I gave up alcohol as a New Year's Resolution at the end of 2006. Since then I haven't had a drop (actually that's not true, I did sip a gin and wine punch last weekend at a party and it was amazing). But it has been easy to 'stay stopped' and I never saw the point of starting drinking again.

Why not give yourself a great Christmas present? It doesn't cost anything - in fact it will save you a lot of money - and it's really good for your health. The only problem with this present is that you can't give it to anyone apart from yourself, and that doesn't really fit with the Christmas Spirit, when we spend too much money on presents for other people.

So what is this brilliant gift? It is simply to give up alcohol for Christmas and New Year (and ideally forever). It is a promise to yourself that you will no longer waste your money and risk your health by consuming a drug that is both expensive and, in the case of spirits, tastes so bad that you need to mix it with juice.

There are so many good arguments to give up drinking and so few reasons to go on a December binge at office parties, Christmas celebrations and New Years. I suspect that most people don't plan to drink too much at this time of year but we tend to get caught up in the 'Christmas Spirit' and allow ourselves to be carried along by convention and custom. And then we wake up in January feeling hungover, bloated, broke and depressed.

Why do we do it? Are we just going along with the crowd? Are we unable to exercise our free will? Do we need to get drunk to enjoy parties? I would like to say this is the behaviour of a herd of animals, but animals are smarter than us; they don't consume things which are bad for them and they know how to avoid danger.

The best reason for giving up alcohol is that it's a poison. I had always known this but it was a vague awareness at the back of my mind, associated with people in the pub saying "What's your poison?" and the kind of bravado that goes with heavy drinking. And how can alcohol be a poison if it's legal, if it can make you feel good and if we drink it in relatively large quantities without dropping down dead? Poison kills immediately, or so I had thought.

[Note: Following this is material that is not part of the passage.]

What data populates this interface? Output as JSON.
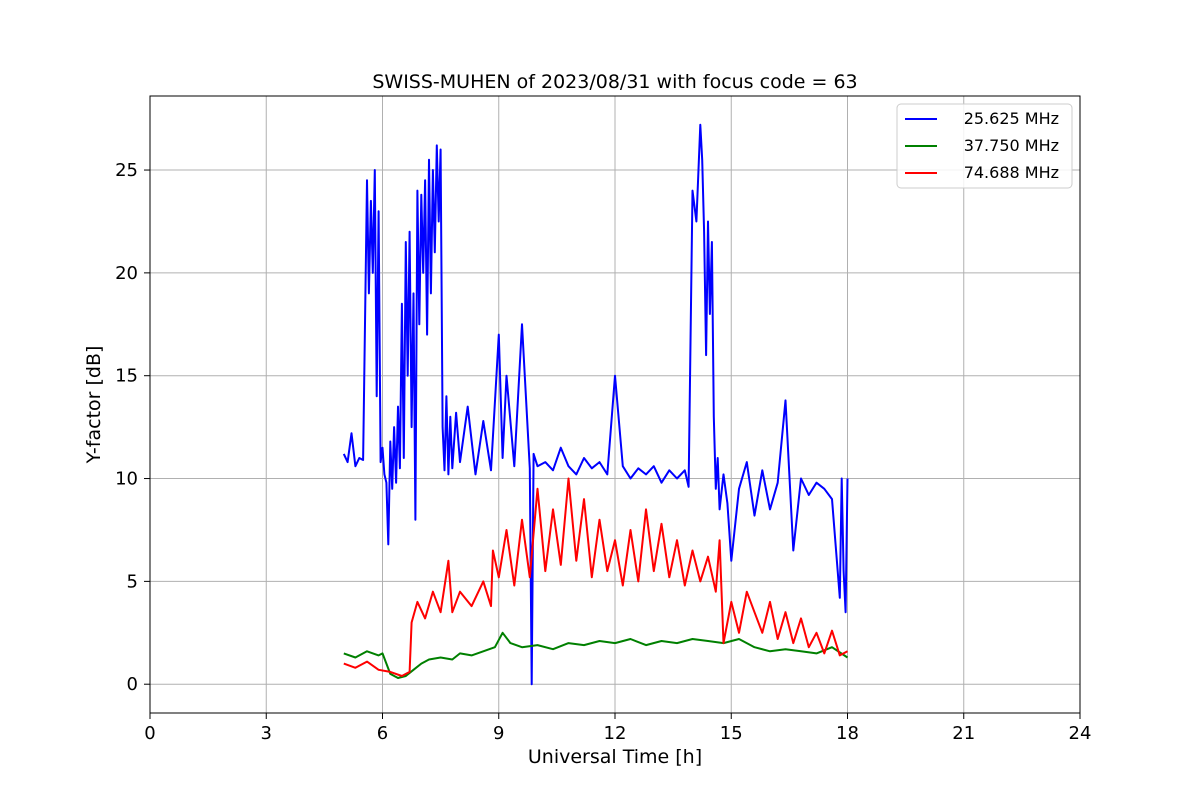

It was only after I started working for a drug and alcohol rehab clinic in Scotland that I started to understand this concept of alcohol as a poison. Some of the people who come into our clinic are in a desperate physical state - alcoholics, for example, tend to starve themselves - and when I hear their stories I am often amazed that they are still alive. Many of them never make it into rehab as they literally drink themselves to death. I don't have any stats in front of me but I would have thought that most alcoholics end up prematurely dead.

One of our psychiatrists told me this amazing quote from ancient Greece that put things into perspective: "there is no such thing as poison. Only a poisonous dose." This helped me understand: if I drink two bottles of vodka I will die; that is my fatal dose. Some people would be killed off with just one bottle. Women are more vulnerable to alcohol that men so their fatal dose is generally lower. When you realise this you start to wonder why so many people spend so much time and money drinking poison.

I gave up alcohol as a New Year's Resolution at the end of 2006. Since then I haven't had a drop (actually that's not true, I did sip a gin and wine punch last weekend at a party and it was amazing). But it has been easy to "stay stopped" (as they say at the rehab clinic) and I never saw the point of starting drinking again. The only problem is that you have to listen to a lot of nonsense at parties, as the more you drink the more nonsensical your speech becomes (although it may seem to you that everything you say is full of wit and wisdom).

People seem amazed at my strong will, my self discipline and my resolution. I'm not. I gave up drinking as it was making me fat (the body processes alcohol as a sugar), it was becoming too habitual - my ex-wife and I would drink a bottle of wine every night - and I thought I could spend my money on something else. Giving up was hard but staying sober has been rather easy. Why not give it a try? You have so much to gain and so little to lose (except, perhaps, the approval of your friends).